The period from 1970 to 1989, prior to the collapse in the Lake Ontario component, is used to calculate landings (Table 4). The landings method indicates that FEA1 produces 26.4% of spawn output (Table 4). Based on relative size of landings, 5.9% of spawn output is from Ontario and 20.6% is from Quebec.
Factors which reduce confidence in this analysis are listed below.
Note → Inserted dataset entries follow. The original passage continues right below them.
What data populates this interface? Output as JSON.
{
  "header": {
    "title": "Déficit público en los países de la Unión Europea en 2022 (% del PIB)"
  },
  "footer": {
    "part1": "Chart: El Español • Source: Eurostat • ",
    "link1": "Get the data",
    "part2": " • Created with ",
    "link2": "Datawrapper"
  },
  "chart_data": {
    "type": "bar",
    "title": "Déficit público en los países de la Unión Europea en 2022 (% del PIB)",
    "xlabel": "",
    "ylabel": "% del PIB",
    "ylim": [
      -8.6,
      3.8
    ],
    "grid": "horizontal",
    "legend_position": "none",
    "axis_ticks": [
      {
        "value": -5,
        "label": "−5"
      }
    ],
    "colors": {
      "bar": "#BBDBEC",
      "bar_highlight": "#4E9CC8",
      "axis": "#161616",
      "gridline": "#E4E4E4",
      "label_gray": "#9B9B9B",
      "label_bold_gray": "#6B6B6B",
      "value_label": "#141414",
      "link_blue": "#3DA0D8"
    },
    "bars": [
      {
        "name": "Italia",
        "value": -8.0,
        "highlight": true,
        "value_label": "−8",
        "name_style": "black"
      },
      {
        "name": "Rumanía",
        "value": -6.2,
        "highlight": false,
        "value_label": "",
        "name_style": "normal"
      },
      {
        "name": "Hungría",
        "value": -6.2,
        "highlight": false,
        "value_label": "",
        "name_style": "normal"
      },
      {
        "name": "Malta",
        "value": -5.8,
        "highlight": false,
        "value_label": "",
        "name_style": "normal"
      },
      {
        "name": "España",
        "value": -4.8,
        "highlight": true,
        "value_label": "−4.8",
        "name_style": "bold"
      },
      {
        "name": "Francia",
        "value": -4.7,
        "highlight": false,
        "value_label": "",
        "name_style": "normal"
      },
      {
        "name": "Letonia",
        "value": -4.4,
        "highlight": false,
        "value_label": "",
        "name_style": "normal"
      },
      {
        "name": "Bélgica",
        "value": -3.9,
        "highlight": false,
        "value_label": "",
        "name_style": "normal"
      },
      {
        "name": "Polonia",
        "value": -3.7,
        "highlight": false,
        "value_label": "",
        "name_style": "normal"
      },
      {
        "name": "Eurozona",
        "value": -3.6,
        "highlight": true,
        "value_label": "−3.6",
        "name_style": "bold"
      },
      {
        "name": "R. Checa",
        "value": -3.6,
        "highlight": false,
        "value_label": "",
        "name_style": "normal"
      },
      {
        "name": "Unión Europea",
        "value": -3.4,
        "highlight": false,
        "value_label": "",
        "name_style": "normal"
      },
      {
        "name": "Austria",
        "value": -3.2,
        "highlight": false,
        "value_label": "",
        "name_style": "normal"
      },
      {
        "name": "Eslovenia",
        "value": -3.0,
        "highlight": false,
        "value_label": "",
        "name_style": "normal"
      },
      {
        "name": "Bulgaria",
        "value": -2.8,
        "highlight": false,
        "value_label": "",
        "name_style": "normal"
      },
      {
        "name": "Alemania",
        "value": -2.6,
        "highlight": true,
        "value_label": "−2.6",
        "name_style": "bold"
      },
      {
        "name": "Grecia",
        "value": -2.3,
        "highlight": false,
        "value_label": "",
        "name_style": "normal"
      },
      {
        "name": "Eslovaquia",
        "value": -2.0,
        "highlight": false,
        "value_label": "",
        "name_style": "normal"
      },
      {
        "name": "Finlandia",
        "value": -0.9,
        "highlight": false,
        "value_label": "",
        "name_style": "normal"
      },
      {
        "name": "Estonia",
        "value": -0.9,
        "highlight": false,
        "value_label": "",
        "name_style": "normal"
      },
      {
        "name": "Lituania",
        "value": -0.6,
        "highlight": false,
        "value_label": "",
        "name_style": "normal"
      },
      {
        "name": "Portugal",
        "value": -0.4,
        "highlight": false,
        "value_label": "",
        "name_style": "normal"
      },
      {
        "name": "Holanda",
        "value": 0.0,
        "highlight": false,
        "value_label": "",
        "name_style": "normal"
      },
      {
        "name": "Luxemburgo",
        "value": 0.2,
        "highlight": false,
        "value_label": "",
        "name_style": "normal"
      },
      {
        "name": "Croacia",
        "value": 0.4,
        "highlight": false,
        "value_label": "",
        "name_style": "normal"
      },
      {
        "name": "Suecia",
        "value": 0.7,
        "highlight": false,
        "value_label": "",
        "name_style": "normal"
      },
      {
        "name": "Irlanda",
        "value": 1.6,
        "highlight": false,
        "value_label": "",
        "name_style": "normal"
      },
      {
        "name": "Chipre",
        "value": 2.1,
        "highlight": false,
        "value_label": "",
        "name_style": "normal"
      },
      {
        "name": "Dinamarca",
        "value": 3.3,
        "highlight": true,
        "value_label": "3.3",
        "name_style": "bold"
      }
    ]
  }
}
It is unlikely that exploitation rate by commercial eel fisheries was uniform across regions during the period covered (1970-1989). Eel exploitation in North America is geographically heterogeneous. FEA2 and FEA5, which have no or virtually no exploitation, are grouped with FEA3 and FEA4, where exploitation varies geographically. The landings method assumes that overall exploiation rate of these areas combined is similar to local area exploitation rate. No exploitation rates, even for local areas, are available for 1970-1989. Exploitation rates have recently been estimated for Prince Edward Island, the Maryland portion of Chesapeake Bay, and the St. Lawrence estuary (ICES 2001, Caron et al. 2003), but data are insufficient to estimate exploitation rates over broad geographic areas. It is plausible that overall exploitation rate in FEA1 is higher than the rate elsewhere, because all eels produced in FEA1 are subject to commercial fisheries during their exit to the spawning grounds, whereas other regions contain areas where no exploitation occurs. If exploitation rate in the St. Lawrence is higher than elsewhere, the landings method will overestimate standing stock biomass relative to landings. This could lead to an overestimate of the relative importance of St. Lawrence eels to the species' spawn output.
The landings method estimates that egg production from eels reared in the Mississippi is zero, because there are no landings there. If the Mississippi produces eels which spawn in the Sargasso Sea, the landings method will overestimate percent contribution to total egg output from other areas, including FEA1.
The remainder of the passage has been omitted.